Another attempt to consolidate some of my various published and presented content…
by Keiran
Home Assistant has extensive support for a wide range of cloud providers and services. One of those is AWS Lambda - AWS’s Function as a service platform.
In this example, I’ll walk through the process of defining a lambda as a notification target in home assistant that can then be triggered when certain things occur in the home. This assumes you have a base level of knowledge of AWS and Home Assistant.
Create an AWS Lambda for Home Assistant.
In this case, it will be a Python 3 Lambda called hass_lambda_integration that takes a JSON encoded event and logs the payload to Cloudwatch Logs.
Create an IAM Policy for the Lambda
The IAM Policy for the Lambda governs the access it has into the AWS account and will vary based on the task you want the function to perform.
In this example, the lambda will be given basic access to execute and store its logs in it’s cloudwatch log group only.
Ensure you adjust the IAM policy to meet your needs, and ensure you align to a least privledge approach at all times.
Create an additional IAM Policy that allows the function to be invoked (executed) by Home Assistant This policy defines what action home assistant can do with the Lambda, in this example code, we only allow the Lambda to be invoked.
Create an IAM User for Home Assistant We need a way for Home Assistant to access the function and AWS API’s so, we’ll create a user account called hass_user.
With this user, we do two things:
a. Associate the IAM Policy from step 3 with the user, granting access to the hass_user to invoke the hass_lambda_integration lambda
b. Create a set of API keys for it that will be placed in the Home Assistant configuration, allowing it to invoke the Lambdas and pass data to them.

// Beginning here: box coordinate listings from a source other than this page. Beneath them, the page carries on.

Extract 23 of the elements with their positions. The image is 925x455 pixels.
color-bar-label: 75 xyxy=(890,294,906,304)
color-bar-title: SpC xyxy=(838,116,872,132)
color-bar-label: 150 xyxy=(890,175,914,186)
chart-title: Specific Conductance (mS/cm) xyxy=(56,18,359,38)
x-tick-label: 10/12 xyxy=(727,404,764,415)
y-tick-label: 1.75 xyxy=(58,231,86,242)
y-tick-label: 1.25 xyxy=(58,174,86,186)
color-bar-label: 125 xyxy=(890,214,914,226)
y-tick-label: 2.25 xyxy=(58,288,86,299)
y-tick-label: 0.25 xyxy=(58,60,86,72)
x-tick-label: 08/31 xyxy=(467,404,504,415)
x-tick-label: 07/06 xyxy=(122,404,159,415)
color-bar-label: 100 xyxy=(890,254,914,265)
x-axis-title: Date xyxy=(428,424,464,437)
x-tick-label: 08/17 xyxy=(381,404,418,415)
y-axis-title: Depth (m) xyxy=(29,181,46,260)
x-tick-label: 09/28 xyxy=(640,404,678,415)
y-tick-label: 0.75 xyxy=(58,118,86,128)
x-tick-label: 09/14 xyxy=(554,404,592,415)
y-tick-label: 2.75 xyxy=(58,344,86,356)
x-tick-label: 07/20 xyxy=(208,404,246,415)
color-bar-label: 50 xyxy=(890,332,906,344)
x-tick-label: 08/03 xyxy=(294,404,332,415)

We are now ready to configure home assistant, in the next step you will need:
In your Home Assistant Configuration file (configuration.yaml), add the following block of code and restart your Home Assistant Install
aws:
notify:
- service: lambda
region_name: ap-southeast-2
name: hass_lambda_integrationn
aws_access_key_id: <Redacted>
aws_secret_access_key: <Redacted>
When this is completed, under the developer section you will find you now have a new notify service called notify.hass_lambda_integration
Calling your new home assistant service and invoking your AWS function
The integration works by calling notify.hass_lambda_integration
with suitable Service Data, Home Assistant will then invoke the function, passing the data onto the function.
The most basic invocation requires the following data value as it is a notification service
In YAML format, this looks below:
---
title: Hello from Home Assistant - This is the title
message: Hello from Home Assistant - This is the message
target: arn:aws:lambda:ap-southeast-2:1234567890:function:hass_lambda_integration
And the Lambda function receives this as the following event (as logged to cloudwatch logs from my sample function)
[INFO] 2020-07-29T10:45:18.169Z d23aac70-39a4-4256-84ed-25a187b93da8 The event was :
{
"message": "Hello from Home Assistant - This is the message",
"title": "Hello from Home Assistant - This is the title",
"target": [
"arn:aws:lambda:ap-southeast-2:1234567890:function:hass_lambda_integration"
]
}
If you would like to pass more data to the function, you can pass an optional data block of key value pairs from templates and other logic inside your Home Assistant install as per the below example.
---
title: Hello from Home Assistant - This is the title
message: Hello from Home Assistant - This is the message
target: arn:aws:lambda:ap-southeast-2:1234567890:function:hass_lambda_integration
data:
key1: value1
key2: value2
key3: value3
As per the above, my example Lambda will log the following, showing you the format of the data you have access to.
[INFO] 2020-07-29T10:48:34.788Z 78ead725-440c-4002-b165-8991965c3ce3 The event was :
{
"message": "Hello from Home Assistant - This is the message",
"title": "Hello from Home Assistant - This is the title",
"target": [
"arn:aws:lambda:ap-southeast-2:1234567890:function:hass_lambda_integration"
],
"data": {
"key1": "value1",
"key2": "value2",
"key3": "value3"
}
}
This is quite a powerful integration, putting the capabilities of AWS at your fingertips from home assistant.